After the success of the Green Academy Workshop last year, the School of Life Sciences and SV Sustainability are pleased to invite you to the first Green Academy Seminar!
Tuesday, November 1st, 2022
17:00 to 19:00 in conference room SV 1717
Followed by an apéro
The Green Academy Seminar will focus on the potential of biomimicry to inspire sustainable research and innovation. We are very happy to welcome three fantastic speakers who have been exploring the intersection between technological innovation and nature through their research. With this event, we hope to build bridges between life sciences and other disciplines, as cross-disciplinary collaboration is a key ingredient for a sustainable future.
Magalí (Maggie) Lingenfelder leads the Max Planck-EPFL Laboratory for Molecular Nanoscience. Her vision is to create atomically tailored interfaces for applications in two distinct areas of urgent technological and societal relevance: energy conversion and antimicrobial interfaces.
Francesco Stellacci heads the Supramolecular NanoMaterials and Interfaces Laboratory (SuNMiL), whose mission it is to uncover the complex interactions that take place between supramolecular assemblies and the molecular world that surrounds them.
Tiffany Abitbol is the head of the Sustainable Materials Lab (SML), which conducts research on cellulose, with particular reference to nanocellulose and ecomaterials. Her aim is to develop new, functional materials from biobased components.

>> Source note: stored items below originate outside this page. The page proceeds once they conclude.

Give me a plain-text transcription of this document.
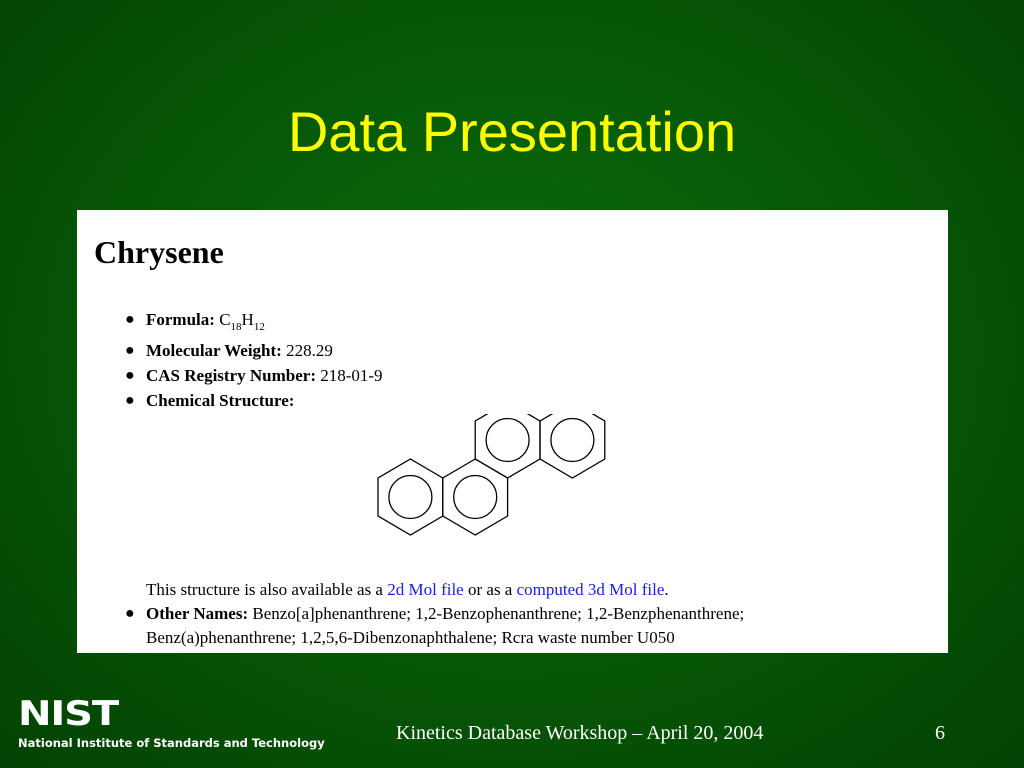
Data Presentation
Chrysene
● Formula: $C_{18}H_{12}$
● Molecular Weight: 228.29
● CAS Registry Number: 218-01-9
● Chemical Structure:
This structure is also available as a 2d Mol file or as a computed 3d Mol file.
● Other Names: Benzo[a]phenanthrene; 1,2-Benzophenanthrene; 1,2-Benzphenanthrene;
Benz(a)phenanthrene; 1,2,5,6-Dibenzonaphthalene; Rcra waste number U050
NIST
National Institute of Standards and Technology	Kinetics Database Workshop – April 20, 2004	6
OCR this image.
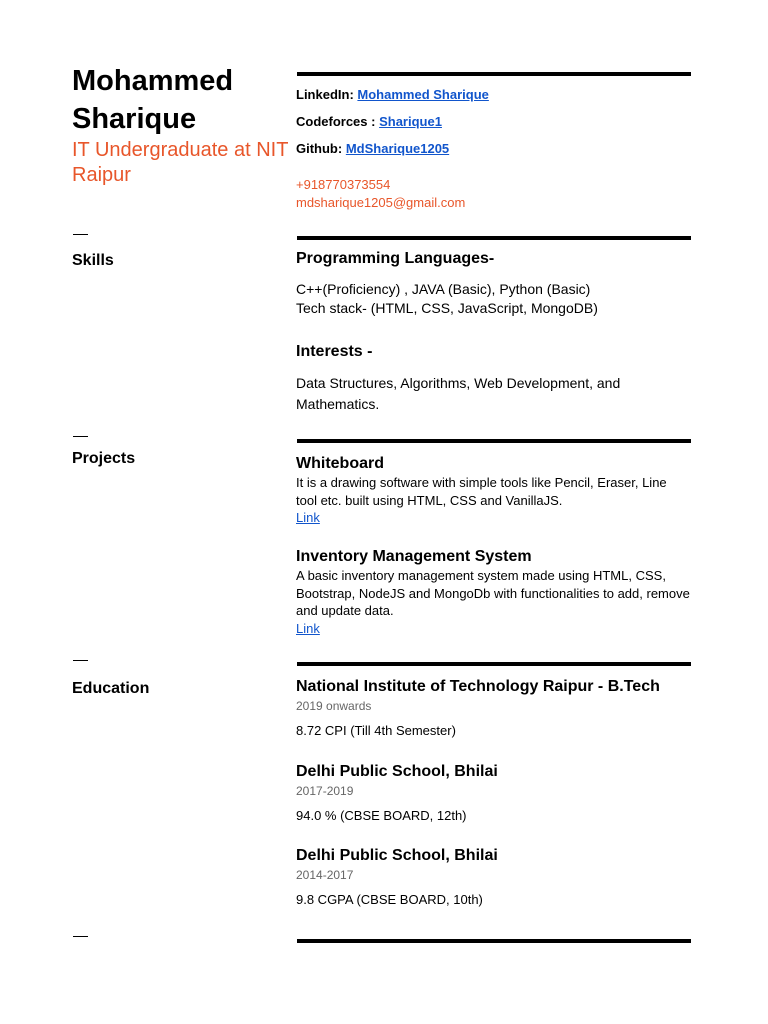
Mohammed Sharique
IT Undergraduate at NIT Raipur
LinkedIn: Mohammed Sharique
Codeforces : Sharique1
Github: MdSharique1205
+918770373554
mdsharique1205@gmail.com
Skills	Programming Languages-
C++(Proficiency) , JAVA (Basic), Python (Basic)
Tech stack- (HTML, CSS, JavaScript, MongoDB)
Interests -
Data Structures, Algorithms, Web Development, and Mathematics.
Projects	Whiteboard
It is a drawing software with simple tools like Pencil, Eraser, Line tool etc. built using HTML, CSS and VanillaJS.
Link
Inventory Management System
A basic inventory management system made using HTML, CSS, Bootstrap, NodeJS and MongoDb with functionalities to add, remove and update data.
Link
Education	National Institute of Technology Raipur - B.Tech
2019 onwards
8.72 CPI (Till 4th Semester)
Delhi Public School, Bhilai
2017-2019
94.0 % (CBSE BOARD, 12th)
Delhi Public School, Bhilai
2014-2017
9.8 CGPA (CBSE BOARD, 10th)
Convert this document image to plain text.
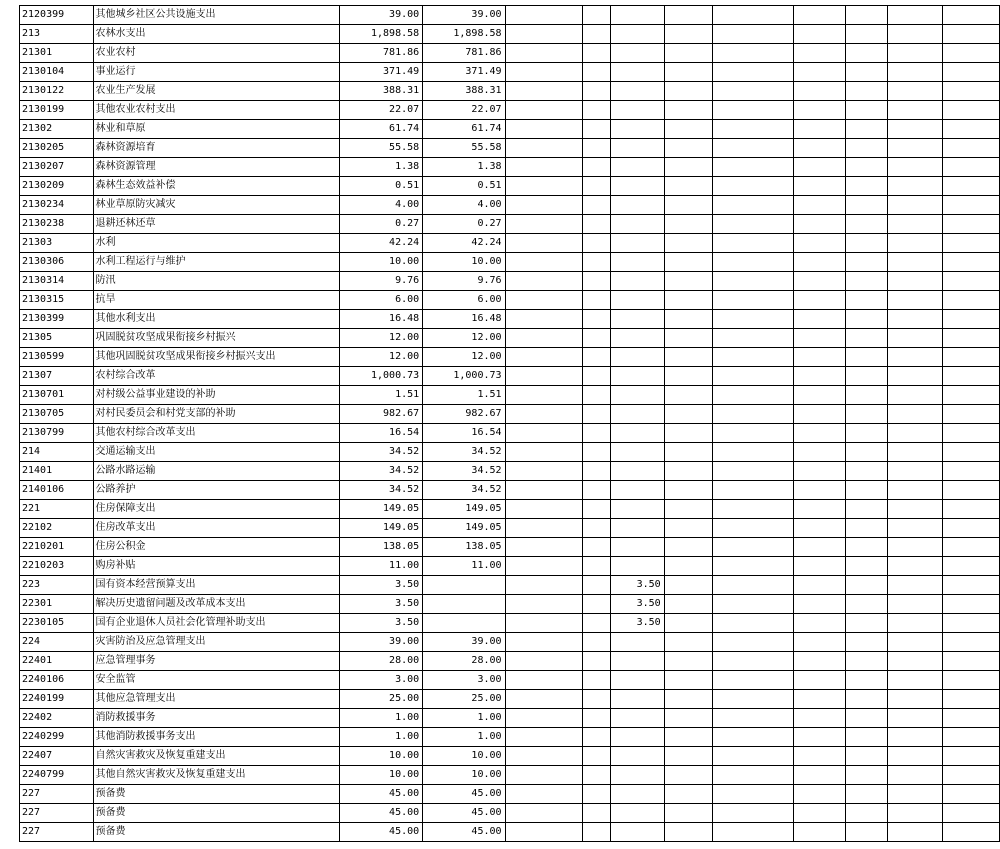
2120399	其他城乡社区公共设施支出	39.00	39.00									
213	农林水支出	1,898.58	1,898.58									
21301	农业农村	781.86	781.86									
2130104	事业运行	371.49	371.49									
2130122	农业生产发展	388.31	388.31									
2130199	其他农业农村支出	22.07	22.07									
21302	林业和草原	61.74	61.74									
2130205	森林资源培育	55.58	55.58									
2130207	森林资源管理	1.38	1.38									
2130209	森林生态效益补偿	0.51	0.51									
2130234	林业草原防灾减灾	4.00	4.00									
2130238	退耕还林还草	0.27	0.27									
21303	水利	42.24	42.24									
2130306	水利工程运行与维护	10.00	10.00									
2130314	防汛	9.76	9.76									
2130315	抗旱	6.00	6.00									
2130399	其他水利支出	16.48	16.48									
21305	巩固脱贫攻坚成果衔接乡村振兴	12.00	12.00									
2130599	其他巩固脱贫攻坚成果衔接乡村振兴支出	12.00	12.00									
21307	农村综合改革	1,000.73	1,000.73									
2130701	对村级公益事业建设的补助	1.51	1.51									
2130705	对村民委员会和村党支部的补助	982.67	982.67									
2130799	其他农村综合改革支出	16.54	16.54									
214	交通运输支出	34.52	34.52									
21401	公路水路运输	34.52	34.52									
2140106	公路养护	34.52	34.52									
221	住房保障支出	149.05	149.05									
22102	住房改革支出	149.05	149.05									
2210201	住房公积金	138.05	138.05									
2210203	购房补贴	11.00	11.00									
223	国有资本经营预算支出	3.50				3.50						
22301	解决历史遗留问题及改革成本支出	3.50				3.50						
2230105	国有企业退休人员社会化管理补助支出	3.50				3.50						
224	灾害防治及应急管理支出	39.00	39.00									
22401	应急管理事务	28.00	28.00									
2240106	安全监管	3.00	3.00									
2240199	其他应急管理支出	25.00	25.00									
22402	消防救援事务	1.00	1.00									
2240299	其他消防救援事务支出	1.00	1.00									
22407	自然灾害救灾及恢复重建支出	10.00	10.00									
2240799	其他自然灾害救灾及恢复重建支出	10.00	10.00									
227	预备费	45.00	45.00									
227	预备费	45.00	45.00									
227	预备费	45.00	45.00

- Maggie Lingenfelder – Interfacial science of bio-inspired materials – 17:15
Material surfaces may be considered as the skin of a material, due to how they are used to communicate and interface with the environment. Maggie’s lab attempts to mimic nature to create sustainable materials and devices. She will present applied examples and potential future directions for the field.
- Francesco Stellacci – Fast growth, use and degradation cycles in plastics – 17:40
Natural materials (such as leaves, bones, proteins) have a surprisingly constant life cycle. A third of their lifespan is used for growth, a third for service, and a third for degradation. Francesco will present how this observation lead to a breakthrough in tackling plastic pollution.
- Tiffany Abitbol – Transparent wood and mycelium-based packaging – 18:05
The production of many human-made items requires large amounts of non-renewable natural resources. Tiffany’s research looks into how to create new materials out of wood and fungi, with applications in clothing, packaging and personal hygiene.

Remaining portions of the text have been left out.